Here’s why a bad mood can actually be good for you
Posted June 27
Updated June 28
According to a U.S. Mood poll, 9-11 percent of people surveyed reported having “daily worry and stress without a lot of happiness and enjoyment.” This Gallup-Sharecare Well-Being Index is a long-standing poll that has been tracking the daily percentages of Americans’ moods for years. Not surprisingly, the percentage of people in bad moods hit a four-year high of 13 percent around the time of election, but it crept back down to the normal 9-11 percent range shorty afterwards.
But still, 9-11 percent of people report on a daily basis that they’re unhappy. That’s not cool, right?
Well, there might be positive news for those of you who are currently experiencing a bad mood-those doldrums might actually be good for you.
Growing evidence shows that negative moods, such as sadness or anger, actually have psychological benefits. Recent scientific experiments continue to prove these findings. Joseph Paul Forgas, a professor of psychology at the University of New South Wales, explains why being in a bad or sad mood comes with more than a few benefits:
You May Have A Better Memory
One study, conducted on people who were in a weather-induced negative mood, showed that that the group had improved memory accuracy. In another example, three experiments showed that people who were in a bad mood also had an easier time accurately recalling recent past events.
Researchers believe that eyewitness memories are improved because bad moods can reduce the effects of various distractions, such as “irrelevant, false or misleading information.”
You Could Experience More Motivation
One experiment had both happy and sad participants perform a difficult mental test, and it showed that those who were in a bad mood actually tried harder. They spent more time on the task assigned, attempted more questions and even produced more correct answers.

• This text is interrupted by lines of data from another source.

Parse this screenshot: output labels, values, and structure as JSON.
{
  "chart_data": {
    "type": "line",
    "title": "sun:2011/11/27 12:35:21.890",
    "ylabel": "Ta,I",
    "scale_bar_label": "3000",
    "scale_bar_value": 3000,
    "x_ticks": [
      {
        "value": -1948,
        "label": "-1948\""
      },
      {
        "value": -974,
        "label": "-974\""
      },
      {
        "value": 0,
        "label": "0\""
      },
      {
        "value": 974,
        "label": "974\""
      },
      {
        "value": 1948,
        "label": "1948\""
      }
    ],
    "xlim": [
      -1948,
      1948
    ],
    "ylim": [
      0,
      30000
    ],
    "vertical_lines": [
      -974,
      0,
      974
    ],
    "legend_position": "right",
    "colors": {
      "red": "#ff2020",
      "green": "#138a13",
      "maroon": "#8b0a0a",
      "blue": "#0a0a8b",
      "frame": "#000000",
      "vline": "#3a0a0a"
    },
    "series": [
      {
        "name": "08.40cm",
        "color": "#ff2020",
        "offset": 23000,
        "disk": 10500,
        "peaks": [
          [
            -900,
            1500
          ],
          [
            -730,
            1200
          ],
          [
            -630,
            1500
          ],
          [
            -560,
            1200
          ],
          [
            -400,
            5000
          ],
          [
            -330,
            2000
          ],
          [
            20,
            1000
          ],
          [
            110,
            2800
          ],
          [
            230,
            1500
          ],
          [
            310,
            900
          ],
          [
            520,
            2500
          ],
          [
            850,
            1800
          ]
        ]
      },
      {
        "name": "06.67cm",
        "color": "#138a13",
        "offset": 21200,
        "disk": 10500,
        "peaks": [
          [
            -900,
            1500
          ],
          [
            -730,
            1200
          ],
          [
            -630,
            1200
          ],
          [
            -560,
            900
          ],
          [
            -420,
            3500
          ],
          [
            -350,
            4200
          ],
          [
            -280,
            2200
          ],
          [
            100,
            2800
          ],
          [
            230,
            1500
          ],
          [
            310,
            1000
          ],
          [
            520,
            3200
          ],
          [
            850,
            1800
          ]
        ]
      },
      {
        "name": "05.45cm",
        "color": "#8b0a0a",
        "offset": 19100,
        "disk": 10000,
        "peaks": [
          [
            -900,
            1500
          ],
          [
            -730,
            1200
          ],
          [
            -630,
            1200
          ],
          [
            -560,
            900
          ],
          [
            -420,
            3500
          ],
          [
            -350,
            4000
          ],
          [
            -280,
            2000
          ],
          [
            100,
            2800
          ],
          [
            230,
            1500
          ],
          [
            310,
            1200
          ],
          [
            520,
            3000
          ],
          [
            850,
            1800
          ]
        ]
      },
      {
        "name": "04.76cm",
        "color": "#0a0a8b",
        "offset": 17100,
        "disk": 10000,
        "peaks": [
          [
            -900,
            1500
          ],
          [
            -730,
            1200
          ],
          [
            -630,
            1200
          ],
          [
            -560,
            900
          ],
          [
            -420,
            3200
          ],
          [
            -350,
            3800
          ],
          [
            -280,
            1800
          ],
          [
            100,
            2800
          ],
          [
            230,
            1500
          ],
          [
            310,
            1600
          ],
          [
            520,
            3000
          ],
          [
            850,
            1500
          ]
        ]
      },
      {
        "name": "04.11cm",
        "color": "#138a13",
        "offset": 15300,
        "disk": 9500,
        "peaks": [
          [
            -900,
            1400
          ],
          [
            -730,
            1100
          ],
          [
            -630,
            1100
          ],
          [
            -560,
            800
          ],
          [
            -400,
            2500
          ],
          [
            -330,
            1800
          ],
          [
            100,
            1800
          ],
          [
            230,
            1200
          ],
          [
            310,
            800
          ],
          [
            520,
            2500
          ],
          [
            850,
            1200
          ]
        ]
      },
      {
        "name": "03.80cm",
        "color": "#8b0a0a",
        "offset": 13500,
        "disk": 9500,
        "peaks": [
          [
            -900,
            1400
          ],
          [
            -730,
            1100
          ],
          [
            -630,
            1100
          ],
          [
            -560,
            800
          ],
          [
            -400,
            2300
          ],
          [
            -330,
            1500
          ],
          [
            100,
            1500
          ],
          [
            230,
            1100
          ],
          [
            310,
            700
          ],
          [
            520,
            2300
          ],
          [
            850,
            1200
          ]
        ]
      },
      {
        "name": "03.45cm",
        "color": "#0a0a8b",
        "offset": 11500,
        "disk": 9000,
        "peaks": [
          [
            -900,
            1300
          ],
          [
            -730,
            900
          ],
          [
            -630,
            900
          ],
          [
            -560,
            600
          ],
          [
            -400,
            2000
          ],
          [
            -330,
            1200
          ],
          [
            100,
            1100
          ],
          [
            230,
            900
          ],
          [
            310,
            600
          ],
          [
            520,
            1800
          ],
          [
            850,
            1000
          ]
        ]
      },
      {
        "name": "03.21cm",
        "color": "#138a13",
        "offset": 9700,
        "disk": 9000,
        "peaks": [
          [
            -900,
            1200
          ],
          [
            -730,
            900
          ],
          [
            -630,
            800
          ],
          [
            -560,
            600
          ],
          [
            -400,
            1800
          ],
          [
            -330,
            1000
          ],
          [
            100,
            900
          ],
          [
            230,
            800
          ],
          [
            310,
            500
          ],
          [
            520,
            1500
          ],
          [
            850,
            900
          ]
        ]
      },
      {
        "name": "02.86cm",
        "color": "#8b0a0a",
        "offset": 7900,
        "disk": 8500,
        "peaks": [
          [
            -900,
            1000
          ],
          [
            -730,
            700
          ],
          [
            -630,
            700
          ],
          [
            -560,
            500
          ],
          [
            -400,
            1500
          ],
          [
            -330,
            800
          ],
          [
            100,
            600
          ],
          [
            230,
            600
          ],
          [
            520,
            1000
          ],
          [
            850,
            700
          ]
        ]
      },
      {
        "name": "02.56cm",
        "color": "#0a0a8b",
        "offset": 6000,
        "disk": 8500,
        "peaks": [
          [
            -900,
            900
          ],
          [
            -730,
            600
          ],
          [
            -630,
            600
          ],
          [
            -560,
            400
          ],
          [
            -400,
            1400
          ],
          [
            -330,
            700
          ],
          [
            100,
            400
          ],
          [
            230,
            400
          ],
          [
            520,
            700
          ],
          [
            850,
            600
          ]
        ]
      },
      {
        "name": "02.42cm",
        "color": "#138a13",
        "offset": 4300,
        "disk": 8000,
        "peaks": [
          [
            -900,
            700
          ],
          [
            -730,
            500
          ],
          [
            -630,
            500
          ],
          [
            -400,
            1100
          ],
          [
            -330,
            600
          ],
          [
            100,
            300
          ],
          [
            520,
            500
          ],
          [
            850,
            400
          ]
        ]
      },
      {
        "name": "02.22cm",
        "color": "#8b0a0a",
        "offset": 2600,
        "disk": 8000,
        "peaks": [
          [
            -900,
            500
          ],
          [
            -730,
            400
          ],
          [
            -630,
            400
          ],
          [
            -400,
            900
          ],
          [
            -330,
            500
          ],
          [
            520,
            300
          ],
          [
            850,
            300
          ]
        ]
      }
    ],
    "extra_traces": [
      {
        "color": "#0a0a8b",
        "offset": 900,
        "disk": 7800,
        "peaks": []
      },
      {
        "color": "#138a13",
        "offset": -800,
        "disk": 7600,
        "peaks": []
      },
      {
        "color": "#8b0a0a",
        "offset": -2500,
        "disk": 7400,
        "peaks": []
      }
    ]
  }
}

You May Be Able To Communicate More Efficiently
When in a bad mood, people tend to become more attentive and experience a more detailed thinking style, which in turn results in improved communication.
You Play Fairly
Two experiments associated with bad moods showed that people who were experiencing a mild bad mood paid greater attention to social expectations and were less selfish.
Psychologists have long been studying feelings, moods and our behaviors because of them. While no one really wants to be in a bad mood, they do have a useful role. Feelings of negativity, which include emotions pertaining to fear, shame, anger or disgust, are helpful in allowing us to recognize, overcome or even avoid threatening or dangerous situations.